Pour cette fin d’année, l’application française de paiements Lydia a annoncé une extension de 72 millions d’euros de sa levée de fonds du mois de janvier. Après 40 millions d’euros en début d’année, grâce au très médiatique tour de table par le chinois Tencent, Lydia vient compléter l’opération pour ainsi établir sa série B à 112 millions d’euros.
Il ne sera pas possible d’en savoir plus sur sa valorisation, mais le PDG de Lydia Cyril Chiche précisait à Tech Crunch que « la valeur de l’entreprise a vraiment augmenté de manière significative entre les deux parties de cette série B ». En janvier, il annonçait déjà ses ambitions, en déclarant avoir « un objectif ambitieux, qui est de transformer Lydia en une application de services financiers mobiles ».

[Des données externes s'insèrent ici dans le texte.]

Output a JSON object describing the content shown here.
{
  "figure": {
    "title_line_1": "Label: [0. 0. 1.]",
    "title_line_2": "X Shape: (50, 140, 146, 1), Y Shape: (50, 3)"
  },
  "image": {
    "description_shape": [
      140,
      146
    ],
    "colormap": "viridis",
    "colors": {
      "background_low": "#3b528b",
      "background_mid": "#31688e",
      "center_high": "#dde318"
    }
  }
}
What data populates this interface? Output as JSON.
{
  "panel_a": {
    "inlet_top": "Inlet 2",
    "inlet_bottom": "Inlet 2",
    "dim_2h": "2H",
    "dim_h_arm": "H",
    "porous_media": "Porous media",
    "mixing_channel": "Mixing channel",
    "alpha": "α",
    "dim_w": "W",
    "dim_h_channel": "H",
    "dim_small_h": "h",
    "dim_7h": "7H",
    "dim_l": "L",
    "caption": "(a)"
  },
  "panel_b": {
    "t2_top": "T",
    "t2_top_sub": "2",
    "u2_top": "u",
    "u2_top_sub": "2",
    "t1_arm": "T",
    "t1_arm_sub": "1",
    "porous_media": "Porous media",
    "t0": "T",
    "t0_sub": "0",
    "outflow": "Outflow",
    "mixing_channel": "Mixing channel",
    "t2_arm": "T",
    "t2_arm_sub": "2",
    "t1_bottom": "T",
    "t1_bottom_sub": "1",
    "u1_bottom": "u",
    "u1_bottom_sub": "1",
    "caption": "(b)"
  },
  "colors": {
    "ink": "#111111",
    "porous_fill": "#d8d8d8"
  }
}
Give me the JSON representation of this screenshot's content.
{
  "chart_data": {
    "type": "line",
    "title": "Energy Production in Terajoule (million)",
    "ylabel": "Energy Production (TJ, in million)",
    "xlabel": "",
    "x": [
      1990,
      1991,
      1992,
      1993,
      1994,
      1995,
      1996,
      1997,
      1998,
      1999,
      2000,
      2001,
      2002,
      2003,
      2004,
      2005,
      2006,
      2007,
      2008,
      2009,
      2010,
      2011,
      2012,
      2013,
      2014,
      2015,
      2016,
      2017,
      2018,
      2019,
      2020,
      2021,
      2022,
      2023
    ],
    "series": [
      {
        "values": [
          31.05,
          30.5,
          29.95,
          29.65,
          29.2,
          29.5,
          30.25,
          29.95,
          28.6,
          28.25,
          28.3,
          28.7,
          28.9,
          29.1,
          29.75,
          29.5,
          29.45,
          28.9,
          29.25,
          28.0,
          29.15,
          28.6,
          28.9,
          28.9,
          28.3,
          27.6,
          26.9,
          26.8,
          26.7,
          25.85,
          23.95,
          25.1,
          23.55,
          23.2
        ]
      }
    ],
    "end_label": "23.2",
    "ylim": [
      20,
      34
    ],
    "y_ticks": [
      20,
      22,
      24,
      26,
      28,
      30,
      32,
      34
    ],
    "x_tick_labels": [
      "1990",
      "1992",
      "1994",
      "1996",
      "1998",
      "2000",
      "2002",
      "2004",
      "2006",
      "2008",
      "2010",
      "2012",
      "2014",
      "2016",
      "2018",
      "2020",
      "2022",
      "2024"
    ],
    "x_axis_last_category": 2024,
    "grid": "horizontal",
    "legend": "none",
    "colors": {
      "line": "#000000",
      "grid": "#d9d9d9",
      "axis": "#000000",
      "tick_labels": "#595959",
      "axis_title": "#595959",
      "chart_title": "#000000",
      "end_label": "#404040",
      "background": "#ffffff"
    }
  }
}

Lydia vient d’inscrire le record sur le paysage de la fintech française au registre des augmentations de capital. Le signe que malgré une stratégie principalement tournée sur le marché français, encore, l’application de paiement s’attire l’intérêt des investisseurs étrangers comme Amit Jhawar, qui menait le tour de table sous la casquette Accel Partners.

Vers où se dirige Lydia ?
Les actionnaires originaux du tour de table de janvier ont tous répondu présents à l’appel, et l’argent frais récolté par Lydia profitera avant tout aux clients de l’Hexagone. En France, l’application de paiement est en pleine transition. Son interface a bien changé, mais c’est surtout du côté du modèle et des fonctionnalités que les choses convergent vers le constat que Lydia aura bientôt les épaules pour remplacer votre banque.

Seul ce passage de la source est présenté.